In the 1999 South African movie, A Reasonable Man, a young black herdsman kills a baby he believed to be an evil demon hidden under a table cloth. The dilemma is that in the law there is no such thing as an evil spirit so that the herdsman is crazy and at least unreasonable. There continues to be dismay among Christians that African, Korean, and perhaps other converts continue to pay homage to their ancestors and believe in evil spirits who cause certain ills. This abhorrence exists in the face of exorcisms of the Roman Church for example which is an unabashed allegiance to the existence of evil spirits. What the defendant in the movie needed in court was for the judge to have some empathy, some of what Obama calls for and sees in Sotomayor. In his speech to Planned Parenthood on July 17, 2007, President Obama said: "Justice Roberts said he saw himself just as an umpire. But the issues that come before the court are not sport. They're life and death. And we need somebody who's got the heart to recognize, the empathy to recognize what it's like to be a young, teenaged mom; the empathy to understand what it's like to be poor or African-American or gay or disabled or old. And that's the criteria by which I'm going to be selecting my judges." And so I ask, "Is this not we want in a free society?
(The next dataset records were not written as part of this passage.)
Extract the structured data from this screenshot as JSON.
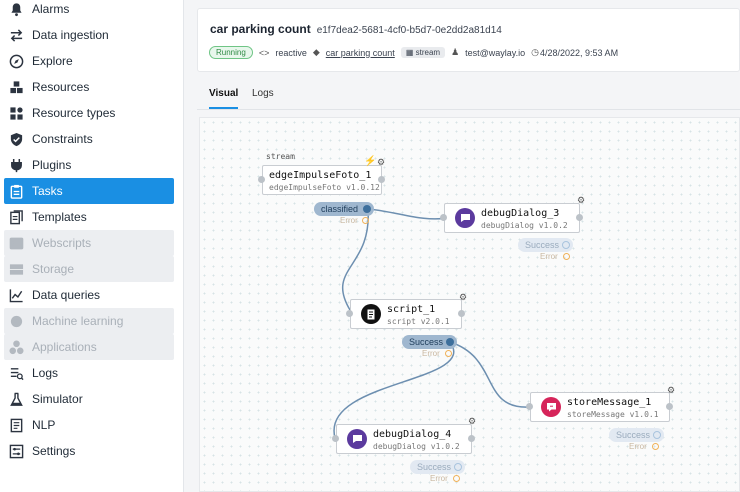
{
  "sidebar": {
    "items": [
      {
        "label": "Alarms",
        "icon": "bell-icon",
        "state": "normal"
      },
      {
        "label": "Data ingestion",
        "icon": "arrows-exchange-icon",
        "state": "normal"
      },
      {
        "label": "Explore",
        "icon": "compass-icon",
        "state": "normal"
      },
      {
        "label": "Resources",
        "icon": "cubes-icon",
        "state": "normal"
      },
      {
        "label": "Resource types",
        "icon": "shapes-icon",
        "state": "normal"
      },
      {
        "label": "Constraints",
        "icon": "shield-check-icon",
        "state": "normal"
      },
      {
        "label": "Plugins",
        "icon": "plug-icon",
        "state": "normal"
      },
      {
        "label": "Tasks",
        "icon": "clipboard-icon",
        "state": "active"
      },
      {
        "label": "Templates",
        "icon": "templates-icon",
        "state": "normal"
      },
      {
        "label": "Webscripts",
        "icon": "terminal-icon",
        "state": "disabled"
      },
      {
        "label": "Storage",
        "icon": "storage-icon",
        "state": "disabled"
      },
      {
        "label": "Data queries",
        "icon": "chart-icon",
        "state": "normal"
      },
      {
        "label": "Machine learning",
        "icon": "brain-icon",
        "state": "disabled"
      },
      {
        "label": "Applications",
        "icon": "apps-icon",
        "state": "disabled"
      },
      {
        "label": "Logs",
        "icon": "logs-icon",
        "state": "normal"
      },
      {
        "label": "Simulator",
        "icon": "flask-icon",
        "state": "normal"
      },
      {
        "label": "NLP",
        "icon": "document-icon",
        "state": "normal"
      },
      {
        "label": "Settings",
        "icon": "settings-icon",
        "state": "normal"
      }
    ]
  },
  "header": {
    "title": "car parking count",
    "task_id": "e1f7dea2-5681-4cf0-b5d7-0e2dd2a81d14",
    "status": "Running",
    "type": "reactive",
    "template": "car parking count",
    "trigger": "stream",
    "user": "test@waylay.io",
    "timestamp": "4/28/2022, 9:53 AM"
  },
  "tabs": [
    {
      "label": "Visual",
      "active": true
    },
    {
      "label": "Logs",
      "active": false
    }
  ],
  "canvas": {
    "stream_label": "stream",
    "nodes": {
      "edge": {
        "name": "edgeImpulseFoto_1",
        "version": "edgeImpulseFoto v1.0.12",
        "outputs": [
          "classified",
          "Error"
        ]
      },
      "debug3": {
        "name": "debugDialog_3",
        "version": "debugDialog v1.0.2",
        "outputs": [
          "Success",
          "Error"
        ]
      },
      "script": {
        "name": "script_1",
        "version": "script v2.0.1",
        "outputs": [
          "Success",
          "Error"
        ]
      },
      "store": {
        "name": "storeMessage_1",
        "version": "storeMessage v1.0.1",
        "outputs": [
          "Success",
          "Error"
        ]
      },
      "debug4": {
        "name": "debugDialog_4",
        "version": "debugDialog v1.0.2",
        "outputs": [
          "Success",
          "Error"
        ]
      }
    }
  },
  "colors": {
    "accent": "#1a8fe3",
    "running": "#2f8a45",
    "debug_node": "#5b3a9e",
    "store_node": "#d6245a",
    "edge": "#6d8fb0"
  }
}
Culturally and politically relative legal rights." Ah! But whose culture and whose politics?"

[Dr. Gene M. Gordon is faculty emeritus of Computer Information Systems at Bloomsburg University of Pennsylvania. He considers himself a generalist and dabbles in several areas of interest and expertise. He is a public speaker, a writer, and educator who also holds the degree of Master of Divinity. Gene resides in Bloomsburg, Pa., with his wife Eleanor (Scottie), a retired lawyer.]